Gcodes for 3dprinters have 3 parts: the start code, the middle part and the end code. The start code prepares the machine for 3d printing: such as machine preparation, bed leveling, setting extruder and bed temperature. In the middle part, series of coordinates and extrusion amounts define the movement and printing of the forms. When the printing is finished, the end code prepares the machine to stop with commands for cooling, moving nozzle away from the print job, etc.

You can learn more about gcodes from Marlin’s website.

Since I used the Prusa i3 MK3S printer, I looked at a gcode file I created previously with Prusa Slicer to obtain and modify the start and end gcodes.

For the middle part of the gcode, I created an algorithm which imports spiral curve and lofted form from Rhinoceros. Lofted form is contoured to create a series of contour curves. All the curves are divided by a certain number to obtain points along them. The points are broken down to their x,y,z coordinates.
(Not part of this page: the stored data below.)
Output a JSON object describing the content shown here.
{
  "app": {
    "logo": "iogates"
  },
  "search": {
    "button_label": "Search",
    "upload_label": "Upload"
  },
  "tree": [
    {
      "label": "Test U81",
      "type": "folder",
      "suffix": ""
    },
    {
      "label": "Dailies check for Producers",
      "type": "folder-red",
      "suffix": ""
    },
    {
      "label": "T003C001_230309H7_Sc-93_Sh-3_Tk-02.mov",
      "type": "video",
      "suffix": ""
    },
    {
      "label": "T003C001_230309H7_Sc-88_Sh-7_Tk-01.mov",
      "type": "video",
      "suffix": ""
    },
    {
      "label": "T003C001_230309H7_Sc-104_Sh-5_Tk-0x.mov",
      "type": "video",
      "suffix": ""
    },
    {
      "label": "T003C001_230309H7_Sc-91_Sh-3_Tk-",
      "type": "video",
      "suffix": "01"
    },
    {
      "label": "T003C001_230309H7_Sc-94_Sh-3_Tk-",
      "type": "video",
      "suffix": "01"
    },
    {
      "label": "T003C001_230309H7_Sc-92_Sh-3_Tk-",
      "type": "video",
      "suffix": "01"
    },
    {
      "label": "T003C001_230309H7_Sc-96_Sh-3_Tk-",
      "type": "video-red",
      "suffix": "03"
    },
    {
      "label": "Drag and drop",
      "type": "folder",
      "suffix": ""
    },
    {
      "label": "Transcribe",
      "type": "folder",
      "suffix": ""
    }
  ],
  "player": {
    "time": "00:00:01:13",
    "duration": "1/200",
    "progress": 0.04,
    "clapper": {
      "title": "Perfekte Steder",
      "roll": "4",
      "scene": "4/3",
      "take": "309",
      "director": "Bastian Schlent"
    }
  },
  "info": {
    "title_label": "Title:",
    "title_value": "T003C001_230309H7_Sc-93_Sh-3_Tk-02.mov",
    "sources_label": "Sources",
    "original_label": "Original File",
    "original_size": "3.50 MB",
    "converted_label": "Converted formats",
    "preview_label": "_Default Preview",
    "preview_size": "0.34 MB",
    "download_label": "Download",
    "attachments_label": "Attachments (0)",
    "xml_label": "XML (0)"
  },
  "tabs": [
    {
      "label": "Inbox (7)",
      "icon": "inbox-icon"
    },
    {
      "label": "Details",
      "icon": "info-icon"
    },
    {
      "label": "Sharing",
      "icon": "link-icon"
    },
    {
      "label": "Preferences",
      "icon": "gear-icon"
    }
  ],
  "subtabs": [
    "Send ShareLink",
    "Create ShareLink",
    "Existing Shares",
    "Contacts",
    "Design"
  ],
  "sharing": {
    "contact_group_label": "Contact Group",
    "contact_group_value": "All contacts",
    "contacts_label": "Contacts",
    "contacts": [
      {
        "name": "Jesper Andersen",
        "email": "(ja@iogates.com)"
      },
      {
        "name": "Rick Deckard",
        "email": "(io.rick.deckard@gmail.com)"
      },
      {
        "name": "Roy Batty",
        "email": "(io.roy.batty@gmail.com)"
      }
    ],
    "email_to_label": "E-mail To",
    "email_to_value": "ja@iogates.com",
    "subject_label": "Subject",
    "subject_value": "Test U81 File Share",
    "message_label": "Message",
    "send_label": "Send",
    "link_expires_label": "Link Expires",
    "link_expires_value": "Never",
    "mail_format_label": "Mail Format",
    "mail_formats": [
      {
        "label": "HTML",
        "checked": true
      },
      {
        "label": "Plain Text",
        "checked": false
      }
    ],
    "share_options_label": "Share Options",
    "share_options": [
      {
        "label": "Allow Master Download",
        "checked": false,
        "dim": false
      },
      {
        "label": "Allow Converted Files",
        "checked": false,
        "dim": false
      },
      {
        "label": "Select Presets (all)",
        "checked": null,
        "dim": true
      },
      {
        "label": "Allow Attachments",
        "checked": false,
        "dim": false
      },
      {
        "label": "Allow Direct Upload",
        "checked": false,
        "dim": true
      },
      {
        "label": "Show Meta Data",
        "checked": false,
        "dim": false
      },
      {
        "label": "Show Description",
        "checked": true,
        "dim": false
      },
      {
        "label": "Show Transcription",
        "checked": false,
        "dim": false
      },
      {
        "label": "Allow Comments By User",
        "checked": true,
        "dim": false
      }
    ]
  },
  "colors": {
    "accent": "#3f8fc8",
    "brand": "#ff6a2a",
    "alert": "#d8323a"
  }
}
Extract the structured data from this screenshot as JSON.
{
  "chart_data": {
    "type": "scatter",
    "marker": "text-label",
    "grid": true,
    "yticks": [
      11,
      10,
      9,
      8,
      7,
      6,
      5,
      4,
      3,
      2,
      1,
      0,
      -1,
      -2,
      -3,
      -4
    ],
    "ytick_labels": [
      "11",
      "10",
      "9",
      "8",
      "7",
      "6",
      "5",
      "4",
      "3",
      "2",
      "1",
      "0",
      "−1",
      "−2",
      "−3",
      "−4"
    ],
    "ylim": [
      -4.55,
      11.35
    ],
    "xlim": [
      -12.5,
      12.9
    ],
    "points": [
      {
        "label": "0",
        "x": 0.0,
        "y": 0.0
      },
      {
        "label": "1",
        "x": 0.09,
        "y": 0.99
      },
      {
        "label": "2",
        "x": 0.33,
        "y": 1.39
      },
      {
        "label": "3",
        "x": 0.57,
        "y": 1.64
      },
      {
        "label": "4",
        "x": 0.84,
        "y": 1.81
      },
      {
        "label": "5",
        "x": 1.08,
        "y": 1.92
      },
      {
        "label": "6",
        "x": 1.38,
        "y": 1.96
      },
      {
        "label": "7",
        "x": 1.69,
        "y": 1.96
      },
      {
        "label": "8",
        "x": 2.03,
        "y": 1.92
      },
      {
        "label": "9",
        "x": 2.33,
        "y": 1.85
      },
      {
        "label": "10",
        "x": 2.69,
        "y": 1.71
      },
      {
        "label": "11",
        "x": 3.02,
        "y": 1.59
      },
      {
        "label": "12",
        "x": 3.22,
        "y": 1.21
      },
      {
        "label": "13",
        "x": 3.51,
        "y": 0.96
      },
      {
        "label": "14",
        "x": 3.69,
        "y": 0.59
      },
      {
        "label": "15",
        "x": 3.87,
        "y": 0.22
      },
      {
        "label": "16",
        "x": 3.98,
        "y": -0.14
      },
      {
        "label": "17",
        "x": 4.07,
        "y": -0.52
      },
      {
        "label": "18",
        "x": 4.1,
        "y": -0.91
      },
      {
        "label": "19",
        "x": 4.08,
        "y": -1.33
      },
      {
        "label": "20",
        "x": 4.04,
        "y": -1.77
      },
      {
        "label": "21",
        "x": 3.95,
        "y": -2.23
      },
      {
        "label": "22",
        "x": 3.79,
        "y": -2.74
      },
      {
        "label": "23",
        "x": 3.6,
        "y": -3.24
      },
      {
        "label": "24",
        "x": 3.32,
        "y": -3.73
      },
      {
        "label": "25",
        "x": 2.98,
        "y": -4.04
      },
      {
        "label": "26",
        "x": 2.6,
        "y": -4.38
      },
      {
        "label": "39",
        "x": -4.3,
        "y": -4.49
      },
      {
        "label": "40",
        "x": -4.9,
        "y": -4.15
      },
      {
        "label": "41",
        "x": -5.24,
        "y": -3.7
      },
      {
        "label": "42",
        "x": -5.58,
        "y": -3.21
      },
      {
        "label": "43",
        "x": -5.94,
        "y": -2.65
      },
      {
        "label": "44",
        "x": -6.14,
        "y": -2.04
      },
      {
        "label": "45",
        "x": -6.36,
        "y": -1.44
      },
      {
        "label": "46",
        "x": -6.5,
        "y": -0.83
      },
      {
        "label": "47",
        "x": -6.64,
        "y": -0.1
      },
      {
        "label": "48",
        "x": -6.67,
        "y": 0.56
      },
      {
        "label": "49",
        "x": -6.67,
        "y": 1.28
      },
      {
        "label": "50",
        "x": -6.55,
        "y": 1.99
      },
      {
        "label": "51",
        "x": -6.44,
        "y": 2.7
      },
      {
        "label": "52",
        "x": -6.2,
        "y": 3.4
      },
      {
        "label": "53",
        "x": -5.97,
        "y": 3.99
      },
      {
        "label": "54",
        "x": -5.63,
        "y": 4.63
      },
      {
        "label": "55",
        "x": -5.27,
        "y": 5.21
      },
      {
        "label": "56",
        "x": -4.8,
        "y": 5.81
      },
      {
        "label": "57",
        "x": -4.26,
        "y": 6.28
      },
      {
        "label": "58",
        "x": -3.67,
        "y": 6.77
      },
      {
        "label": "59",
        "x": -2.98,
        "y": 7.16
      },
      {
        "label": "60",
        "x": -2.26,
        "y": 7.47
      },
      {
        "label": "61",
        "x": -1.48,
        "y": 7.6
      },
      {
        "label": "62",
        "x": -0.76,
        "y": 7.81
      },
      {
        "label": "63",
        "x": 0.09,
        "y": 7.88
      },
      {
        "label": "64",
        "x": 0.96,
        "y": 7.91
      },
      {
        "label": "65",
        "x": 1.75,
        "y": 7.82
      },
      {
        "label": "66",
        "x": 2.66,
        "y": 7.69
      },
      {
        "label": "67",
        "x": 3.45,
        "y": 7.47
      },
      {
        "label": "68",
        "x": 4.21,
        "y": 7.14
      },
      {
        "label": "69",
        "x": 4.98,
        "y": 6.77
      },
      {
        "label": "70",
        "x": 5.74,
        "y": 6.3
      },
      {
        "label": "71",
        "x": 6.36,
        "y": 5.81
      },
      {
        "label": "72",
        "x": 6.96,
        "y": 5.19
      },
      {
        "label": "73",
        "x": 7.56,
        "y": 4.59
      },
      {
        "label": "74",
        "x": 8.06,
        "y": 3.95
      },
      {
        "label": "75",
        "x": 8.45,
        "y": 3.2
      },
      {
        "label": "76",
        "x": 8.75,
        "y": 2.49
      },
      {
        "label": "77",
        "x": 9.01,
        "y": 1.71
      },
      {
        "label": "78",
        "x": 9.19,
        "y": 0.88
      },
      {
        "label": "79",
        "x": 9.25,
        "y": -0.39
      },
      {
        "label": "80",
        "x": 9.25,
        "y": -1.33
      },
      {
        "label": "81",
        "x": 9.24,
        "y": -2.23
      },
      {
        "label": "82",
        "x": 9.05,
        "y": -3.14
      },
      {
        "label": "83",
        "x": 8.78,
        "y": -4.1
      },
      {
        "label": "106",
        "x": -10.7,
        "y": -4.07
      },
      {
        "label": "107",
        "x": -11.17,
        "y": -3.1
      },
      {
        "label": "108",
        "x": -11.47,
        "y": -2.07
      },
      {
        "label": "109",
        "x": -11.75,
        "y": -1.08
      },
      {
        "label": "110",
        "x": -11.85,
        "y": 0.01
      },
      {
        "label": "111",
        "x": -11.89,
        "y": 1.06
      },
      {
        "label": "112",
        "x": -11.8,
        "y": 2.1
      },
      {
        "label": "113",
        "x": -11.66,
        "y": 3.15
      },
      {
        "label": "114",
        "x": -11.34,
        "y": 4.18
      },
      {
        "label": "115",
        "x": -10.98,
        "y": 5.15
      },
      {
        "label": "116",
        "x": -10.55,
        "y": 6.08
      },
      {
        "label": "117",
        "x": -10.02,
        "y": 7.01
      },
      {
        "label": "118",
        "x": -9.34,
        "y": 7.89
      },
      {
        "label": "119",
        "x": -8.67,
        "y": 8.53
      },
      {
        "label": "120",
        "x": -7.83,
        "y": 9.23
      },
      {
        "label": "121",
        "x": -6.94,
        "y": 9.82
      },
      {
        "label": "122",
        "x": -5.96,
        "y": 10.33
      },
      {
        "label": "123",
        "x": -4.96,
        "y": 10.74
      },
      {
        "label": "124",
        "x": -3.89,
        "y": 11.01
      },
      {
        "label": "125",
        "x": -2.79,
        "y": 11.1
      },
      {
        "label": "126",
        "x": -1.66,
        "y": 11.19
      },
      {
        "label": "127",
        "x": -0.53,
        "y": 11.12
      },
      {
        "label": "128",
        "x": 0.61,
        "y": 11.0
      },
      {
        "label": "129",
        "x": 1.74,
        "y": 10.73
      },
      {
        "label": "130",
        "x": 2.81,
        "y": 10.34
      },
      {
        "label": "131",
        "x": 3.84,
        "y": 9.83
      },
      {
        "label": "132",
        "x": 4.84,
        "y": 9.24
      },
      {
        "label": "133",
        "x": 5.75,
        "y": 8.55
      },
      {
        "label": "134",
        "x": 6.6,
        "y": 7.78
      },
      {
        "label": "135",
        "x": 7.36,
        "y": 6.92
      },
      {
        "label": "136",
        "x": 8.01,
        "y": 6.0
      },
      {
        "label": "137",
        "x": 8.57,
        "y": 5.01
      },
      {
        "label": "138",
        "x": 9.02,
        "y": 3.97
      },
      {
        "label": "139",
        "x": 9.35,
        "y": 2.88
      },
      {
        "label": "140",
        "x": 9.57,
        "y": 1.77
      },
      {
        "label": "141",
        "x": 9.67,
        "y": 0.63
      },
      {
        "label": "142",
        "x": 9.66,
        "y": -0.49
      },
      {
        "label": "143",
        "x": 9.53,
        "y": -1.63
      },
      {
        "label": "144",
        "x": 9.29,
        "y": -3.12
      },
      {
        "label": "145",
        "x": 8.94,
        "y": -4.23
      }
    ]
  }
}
The x, y and z coordinates are directly fed to the middle part of the gcode as coordinates. The E variable in middle part, which is the extrusion amount, is found by a factor of the distance between two consecutive points. First I created a fixed extrusion component to find optimum extrusion. Later on, I wanted to give randomness to the extrusion amount within bounds which would print without problem. In the definition below, you can activate fixed extrusion by connecting f line and random extrusion by connecting r line to the division component (click on the image to see it bigger).

3d printing

I started printing with fixed extrusion divider by 2 and contour height of 0.8mm. I observed that extrusion was too much and contouring distance was too much that the layers were not sticking to each other. The latter problem became more prominant in top layers.


The second test uses a fixed extrusion divider of 4 and contour height of 0.45mm. This print came out nice, so these values can be used for a result similar to results from consumer available slicers.


I started testing with random extrusion. From this point on, I did not change contour height but focused on extrusion amounts. The third test uses a random extrusion divider range between 2.5 and 5. I found this range too small that the end result was not very visible. The forth test uses a divider range between 1.8 and 6. The irregularity in extrusion was more prominent in the resulting form.



I moved on to exploring more procedural extrusions where I could vary but at the same time apply a pattern of extrusion dividers. For this form, I used 0.65mm contour height. The extrusion dividers pattern is 1.5, 7, 7 and 1,5. This pattern repeats until it reaches the end of the point list.